In case you were wondering, this pretty much throws an exception every time. Although, I one of my first mentors often tried to blame stray electrons on some bugs so, I guess if he was right, there could be times when this does work. But I wouldn't put money on it.
I ran across this particular piece of code when it showed up in a bug report recently. It came at the end of a if-then-else chain as the else that the author didn't expect to ever run. Well, this one unfortunate user found some way to make it run. Maybe it was a stray electron, or maybe it was just a corrupt preference store. We'll have to see.
But this did bring up another of my mantras for software development. Don't throw an exception that you don't plan on catching. Sometime we use exceptions as a crutch. If we get to some point where we can't figure out how to continue, we just throw an exception and don't need to worry about it any more. At least until the exception bubbles up to the UI and the poor user has to deal with it.
It's a tough job to put in all the possible error handling for a given situation. If you're building a safety critical system, you get a whole boat load of funding to pay for that effort. But when you're building a software development tool, you often feel that you don't have the time to work on code that you don't think will ever run. But it really does pay off in the end. When you have hundreds of thousands of users of your software, there's a pretty good chance one of them will run into a stray electron or two.
Reminds me of a paper from a while back where the Java type-security mechanism was circumvented by using stray electrons to induce physical memory errors:
ReplyDeletewww.cs.princeton.edu/sip/pub/memerr.pdf
Problem is: If they think an else-branch will never be reached, most people simply will not write the branch at all.
ReplyDeleteSo is throwing an exception just the better of two evils? At least it follows two principles of an Pragmatic Programmer: "Use Assertions to Prevent the Impossible" and "Crash Early". Actually there are many programs where it is good enough to throw an exception in branches which you think will never be reached.
But: If you are programming something like a framework, you have to document what danger of exceptions exists where - even if they are unchecked. And if you are programming a UI you have to catch exceptions in a most user friendly way.
I agree that assertions shouldn't be used lazily, and they definitely aren't a substitute for proper error handling.
ReplyDeleteAssertions are there to help you write bug-free robust code if done right. They help you catch bugs during development by alerting you right at the source of the problem rather than letting something erroneous manifest itself later. Its my understanding that they should be turned off when the code is running in production. Since you can't assume that asserts are going to execute you shouldn't use them in place of proper error handling.

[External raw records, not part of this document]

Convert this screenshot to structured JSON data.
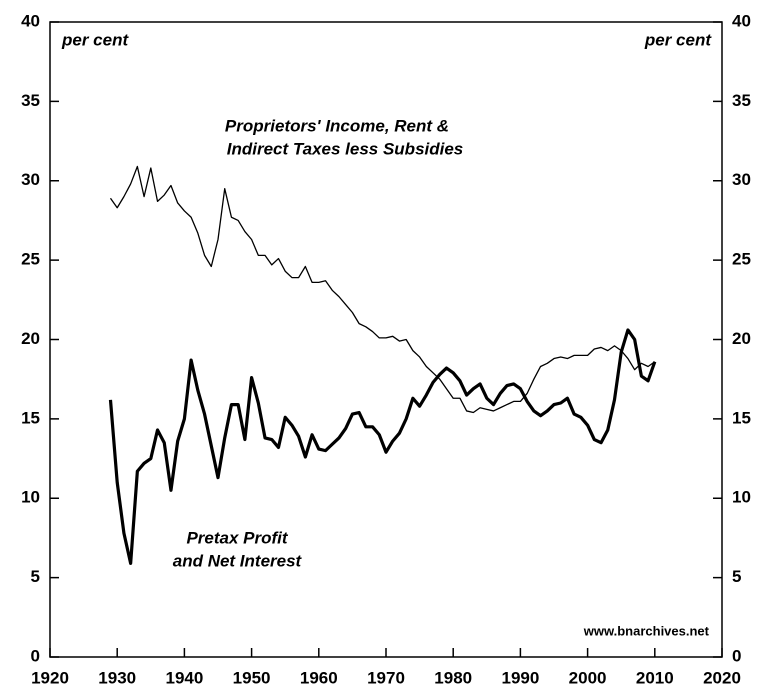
{
  "chart_data": {
    "type": "line",
    "left_unit": "per cent",
    "right_unit": "per cent",
    "annotations": [
      "Proprietors' Income, Rent &",
      "Indirect Taxes less Subsidies",
      "Pretax Profit",
      "and Net Interest"
    ],
    "source": "www.bnarchives.net",
    "x": [
      1929,
      1930,
      1931,
      1932,
      1933,
      1934,
      1935,
      1936,
      1937,
      1938,
      1939,
      1940,
      1941,
      1942,
      1943,
      1944,
      1945,
      1946,
      1947,
      1948,
      1949,
      1950,
      1951,
      1952,
      1953,
      1954,
      1955,
      1956,
      1957,
      1958,
      1959,
      1960,
      1961,
      1962,
      1963,
      1964,
      1965,
      1966,
      1967,
      1968,
      1969,
      1970,
      1971,
      1972,
      1973,
      1974,
      1975,
      1976,
      1977,
      1978,
      1979,
      1980,
      1981,
      1982,
      1983,
      1984,
      1985,
      1986,
      1987,
      1988,
      1989,
      1990,
      1991,
      1992,
      1993,
      1994,
      1995,
      1996,
      1997,
      1998,
      1999,
      2000,
      2001,
      2002,
      2003,
      2004,
      2005,
      2006,
      2007,
      2008,
      2009,
      2010
    ],
    "series": [
      {
        "name": "Proprietors' Income, Rent & Indirect Taxes less Subsidies",
        "color": "#000000",
        "width": 1.3,
        "values": [
          28.9,
          28.3,
          29.0,
          29.8,
          30.9,
          29.0,
          30.8,
          28.7,
          29.1,
          29.7,
          28.6,
          28.1,
          27.7,
          26.7,
          25.3,
          24.6,
          26.3,
          29.5,
          27.7,
          27.5,
          26.8,
          26.3,
          25.3,
          25.3,
          24.7,
          25.1,
          24.3,
          23.9,
          23.9,
          24.6,
          23.6,
          23.6,
          23.7,
          23.1,
          22.7,
          22.2,
          21.7,
          21.0,
          20.8,
          20.5,
          20.1,
          20.1,
          20.2,
          19.9,
          20.0,
          19.3,
          18.9,
          18.3,
          17.9,
          17.5,
          16.9,
          16.3,
          16.3,
          15.5,
          15.4,
          15.7,
          15.6,
          15.5,
          15.7,
          15.9,
          16.1,
          16.1,
          16.6,
          17.5,
          18.3,
          18.5,
          18.8,
          18.9,
          18.8,
          19.0,
          19.0,
          19.0,
          19.4,
          19.5,
          19.3,
          19.6,
          19.3,
          18.8,
          18.1,
          18.5,
          18.3,
          18.6
        ]
      },
      {
        "name": "Pretax Profit and Net Interest",
        "color": "#000000",
        "width": 3.2,
        "values": [
          16.2,
          11.0,
          7.8,
          5.9,
          11.7,
          12.2,
          12.5,
          14.3,
          13.5,
          10.5,
          13.6,
          15.0,
          18.7,
          16.8,
          15.3,
          13.3,
          11.3,
          13.8,
          15.9,
          15.9,
          13.7,
          17.6,
          16.0,
          13.8,
          13.7,
          13.2,
          15.1,
          14.6,
          13.9,
          12.6,
          14.0,
          13.1,
          13.0,
          13.4,
          13.8,
          14.4,
          15.3,
          15.4,
          14.5,
          14.5,
          14.0,
          12.9,
          13.6,
          14.1,
          15.0,
          16.3,
          15.8,
          16.5,
          17.3,
          17.8,
          18.2,
          17.9,
          17.4,
          16.5,
          16.9,
          17.2,
          16.3,
          15.9,
          16.6,
          17.1,
          17.2,
          16.9,
          16.1,
          15.5,
          15.2,
          15.5,
          15.9,
          16.0,
          16.3,
          15.3,
          15.1,
          14.6,
          13.7,
          13.5,
          14.3,
          16.2,
          19.2,
          20.6,
          20.0,
          17.7,
          17.4,
          18.6
        ]
      }
    ],
    "xlim": [
      1920,
      2020
    ],
    "xticks": [
      1920,
      1930,
      1940,
      1950,
      1960,
      1970,
      1980,
      1990,
      2000,
      2010,
      2020
    ],
    "ylim": [
      0,
      40
    ],
    "yticks": [
      0,
      5,
      10,
      15,
      20,
      25,
      30,
      35,
      40
    ],
    "y2lim": [
      0,
      40
    ],
    "y2ticks": [
      0,
      5,
      10,
      15,
      20,
      25,
      30,
      35,
      40
    ],
    "grid": false
  }
}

There are programming languages that make runtime assertions part of the overall language philosophy, its called design by contract and can be found in languages like Eiffel and D. The idea is to write code that enforces preconditions, postconditions and class and loop invariants. This helps make sure that all the different components of the software are behaving correctly and obeying each others interface contracts.
Anyway, I guess its debatable, personally I use assertions rather sparingly. I used to use them a lot more in the past but since coming to CDT its dropped off.

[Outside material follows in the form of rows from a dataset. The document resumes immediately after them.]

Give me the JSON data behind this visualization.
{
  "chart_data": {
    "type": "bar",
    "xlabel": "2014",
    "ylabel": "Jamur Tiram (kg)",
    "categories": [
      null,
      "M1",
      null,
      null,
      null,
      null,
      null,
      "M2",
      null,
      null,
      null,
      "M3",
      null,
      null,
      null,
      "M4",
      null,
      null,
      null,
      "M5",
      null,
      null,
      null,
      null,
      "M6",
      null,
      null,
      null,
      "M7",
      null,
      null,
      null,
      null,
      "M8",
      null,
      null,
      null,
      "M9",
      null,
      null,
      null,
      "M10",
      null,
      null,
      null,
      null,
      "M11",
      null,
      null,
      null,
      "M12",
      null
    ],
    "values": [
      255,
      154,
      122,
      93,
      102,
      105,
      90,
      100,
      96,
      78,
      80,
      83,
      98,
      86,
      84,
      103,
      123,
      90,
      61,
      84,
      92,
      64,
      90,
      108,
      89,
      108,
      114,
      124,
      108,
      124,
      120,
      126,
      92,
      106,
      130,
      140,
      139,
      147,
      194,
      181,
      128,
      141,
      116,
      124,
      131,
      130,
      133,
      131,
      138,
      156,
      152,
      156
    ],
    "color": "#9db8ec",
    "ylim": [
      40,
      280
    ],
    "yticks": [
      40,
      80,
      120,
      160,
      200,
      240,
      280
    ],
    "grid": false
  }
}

We use assertion in a design by contract style. And we mostly leave them turned on in production, we just don't let the AssertionError propagate to the user.
ReplyDeleteWhy do we leave them on? Well, they shouldn't trigger in a production environment. But we all know that programming errors are made and if a assertions fails, it is better to fail there (see "Crash early") than to keep an running with broken assumptions.
The only reason an assertion should fail is if there is a bug. I haven't actually looked at the code in question, but I bet that if the assertion hadn't been there the code probably would have just blown up somewhere else. And maybe then it wouldn't have been so obvious that the problem was.
ReplyDeleteI used to use design by contract style as well. One thing that I used to do all the time was enforce preconditions on public methods and throw IllegalArgumentException if violated. Precondition enforcement on constructor methods helps prevent you from creating an object that has invalid state. For example I recently found a bug in my code where I was creating a name node object but I was passing null to the constructor. It ended up causing an NPE in the indexer and I had to use the debugger to track down the problem. If the constructor had thrown an exception when I passed it null I would have instantly known there was a bug in my code and I would have known exactly what caused it and where to fix it. Instead I was able to create an object that was a ticking time bomb and it exploded far away from the real location of the cause of the bug. DBC and the use of assertions is a great method for writing quality software because it detects bugs early, during development instead of after the product shipped.